What follows is a list of companies investing in real estate assets that are rated perilously near, or even around, a "sell" (data sourced from Nasdaq). I find that all the firms carry significant risk that will help generate higher returns for the two mortgage REITs if two events occur: (1) full housing recovery and (2) full employment. It is somewhat probable, although not necessary, that these two events will occur over the next two years. KB Home, on the other hand, is already inflated by a multiples basis and is less favorable on the reward side.
Annaly Capital (NLY)
Annaly trades at a respective 31.8x and 7.6x past and forward earnings with a dividend yield of 14.1%. Consensus estimates for Annaly's EPS forecast that it will decline by 24.5% to $1.94 in 2012, grow by 5.7% in 2013, and then fall by 4.4% in 2014. Assuming a multiple of 9x and a conservative 2013 EPS of $2.01, the stock would hit $18.09, rising 16.1%.

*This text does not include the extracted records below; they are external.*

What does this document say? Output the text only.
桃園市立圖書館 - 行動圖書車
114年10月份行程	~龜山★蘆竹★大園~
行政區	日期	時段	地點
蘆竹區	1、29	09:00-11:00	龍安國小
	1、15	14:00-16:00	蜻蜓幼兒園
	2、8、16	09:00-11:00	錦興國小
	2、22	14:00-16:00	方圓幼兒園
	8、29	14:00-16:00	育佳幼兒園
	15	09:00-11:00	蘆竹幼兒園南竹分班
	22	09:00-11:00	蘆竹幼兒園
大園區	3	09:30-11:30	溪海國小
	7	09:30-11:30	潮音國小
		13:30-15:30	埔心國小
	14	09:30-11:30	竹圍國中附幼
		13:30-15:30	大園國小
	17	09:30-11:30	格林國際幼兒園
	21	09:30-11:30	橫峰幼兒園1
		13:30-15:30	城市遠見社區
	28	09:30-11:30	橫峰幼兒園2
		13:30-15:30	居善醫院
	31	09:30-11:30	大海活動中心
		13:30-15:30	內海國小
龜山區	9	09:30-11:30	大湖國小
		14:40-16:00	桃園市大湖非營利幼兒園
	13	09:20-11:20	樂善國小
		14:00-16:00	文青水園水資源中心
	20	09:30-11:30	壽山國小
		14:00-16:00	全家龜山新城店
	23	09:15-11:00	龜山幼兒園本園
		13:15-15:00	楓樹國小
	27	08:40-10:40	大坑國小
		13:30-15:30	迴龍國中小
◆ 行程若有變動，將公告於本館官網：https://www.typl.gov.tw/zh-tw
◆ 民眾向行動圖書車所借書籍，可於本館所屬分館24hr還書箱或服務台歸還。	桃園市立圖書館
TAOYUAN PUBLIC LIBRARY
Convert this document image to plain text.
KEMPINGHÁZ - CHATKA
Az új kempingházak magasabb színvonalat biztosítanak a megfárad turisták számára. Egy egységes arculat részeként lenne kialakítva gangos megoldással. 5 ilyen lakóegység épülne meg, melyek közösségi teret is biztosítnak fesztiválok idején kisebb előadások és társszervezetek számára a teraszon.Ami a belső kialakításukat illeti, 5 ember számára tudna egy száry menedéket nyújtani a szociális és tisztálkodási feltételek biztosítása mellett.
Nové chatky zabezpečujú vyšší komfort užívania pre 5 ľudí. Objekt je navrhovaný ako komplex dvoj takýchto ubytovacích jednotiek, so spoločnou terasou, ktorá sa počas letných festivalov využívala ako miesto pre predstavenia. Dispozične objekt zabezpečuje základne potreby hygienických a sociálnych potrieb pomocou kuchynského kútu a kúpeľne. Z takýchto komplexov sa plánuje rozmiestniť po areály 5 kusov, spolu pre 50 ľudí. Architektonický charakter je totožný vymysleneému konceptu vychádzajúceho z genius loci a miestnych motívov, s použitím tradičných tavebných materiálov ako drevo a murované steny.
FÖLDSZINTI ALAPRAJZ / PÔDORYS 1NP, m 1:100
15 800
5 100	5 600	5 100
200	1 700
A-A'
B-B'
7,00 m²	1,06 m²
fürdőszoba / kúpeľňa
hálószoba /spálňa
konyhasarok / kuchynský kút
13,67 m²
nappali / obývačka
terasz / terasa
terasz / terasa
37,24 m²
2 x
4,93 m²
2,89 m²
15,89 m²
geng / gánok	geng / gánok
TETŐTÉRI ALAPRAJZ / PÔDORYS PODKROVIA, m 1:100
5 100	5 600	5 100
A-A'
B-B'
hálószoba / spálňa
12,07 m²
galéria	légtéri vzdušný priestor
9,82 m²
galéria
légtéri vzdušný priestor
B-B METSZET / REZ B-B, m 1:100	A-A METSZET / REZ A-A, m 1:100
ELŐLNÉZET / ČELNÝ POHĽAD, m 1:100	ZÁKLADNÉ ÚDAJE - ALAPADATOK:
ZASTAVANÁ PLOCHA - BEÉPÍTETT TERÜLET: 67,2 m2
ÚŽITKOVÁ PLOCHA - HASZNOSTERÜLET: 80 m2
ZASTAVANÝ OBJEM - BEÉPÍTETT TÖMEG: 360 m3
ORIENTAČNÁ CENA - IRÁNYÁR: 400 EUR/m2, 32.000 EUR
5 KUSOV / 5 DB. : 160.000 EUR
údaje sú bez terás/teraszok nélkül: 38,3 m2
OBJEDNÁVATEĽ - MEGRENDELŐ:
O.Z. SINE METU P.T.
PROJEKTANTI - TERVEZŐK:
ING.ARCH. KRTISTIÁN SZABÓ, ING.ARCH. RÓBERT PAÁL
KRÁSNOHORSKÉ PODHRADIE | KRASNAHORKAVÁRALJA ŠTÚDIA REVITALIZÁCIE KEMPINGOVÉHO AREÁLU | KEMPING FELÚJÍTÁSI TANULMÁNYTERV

The company has had to the cut dividend yield 15% since the second quarter of 2011. Shelf registration of 125M at $16.16 further gives me pause. Management is very vague - frankly, arrogant - about the business, as evidence by the affinity for story telling during earnings calls. While I believe momentum will pick up from a quicker-than-expected, I wouldn't be so quick to jump in the Annaly boat.
Chimera (CIM)
Chimera trades at a respective 5.2x and 6.2x past and forward earnings with a dividend yield of 15.8%. Consensus estimates for Chimera's EPS forecast that it will decline by 28.8% to $0.47 in FY2011 and then by 4.3% and 2.2% in the following two years. Assuming a multiple of 9x and a conservative 2013 EPS of $0.42, the stock would rise by 35.5%. Where the multiple goes, however, will largely be a function of guesswork given the amount of behavioral anomalies that go into valuing the business. Chimera is basically the daughter of Annaly and thus comes equipped with the same lack of visibility from its leadership. In addition, the fiasco about the company firing its accounting auditor reinforces this weakness. I believe, however, that the company is worth the speculative investment given that it exaggerates the gains of the broader market. 70% greater volatility than the broader market will help attract bulls as the economy improves.
KB Home (KBH)
KB Home trades at 39.4x forward earnings with a dividend yield of 3%. Consensus estimates for the company's EPS forecast that it will turn positive at $0.15 in 2013 and then surge to $0.87 in the following year. Continued losses in 2012, however, are not adequately made up for with the earnings in 2013 and 2014. In short, I believe the multiples are not justified.
Of the 21 revisions to EPS estimates, 21 have fallen for a staggering net change of -149%. The company is rated closer to a "sell" than a "buy", and I would thus strongly recommend holding out for now. With that said, I believe the company is showing promising momentum in its backlog and is well positioned to grow margins from higher selling prices at the same time that SG&A is trimmed.
Disclosure: I have no positions in any stocks mentioned, and no plans to initiate any positions within the next 72 hours.
Additional disclosure: The distributor of this research report is not a licensed investment adviser or broker-dealer. Investors are cautioned to perform their own due diligence. We seek business relationships with all of the firms in our coverage, but research covered in this note is independent.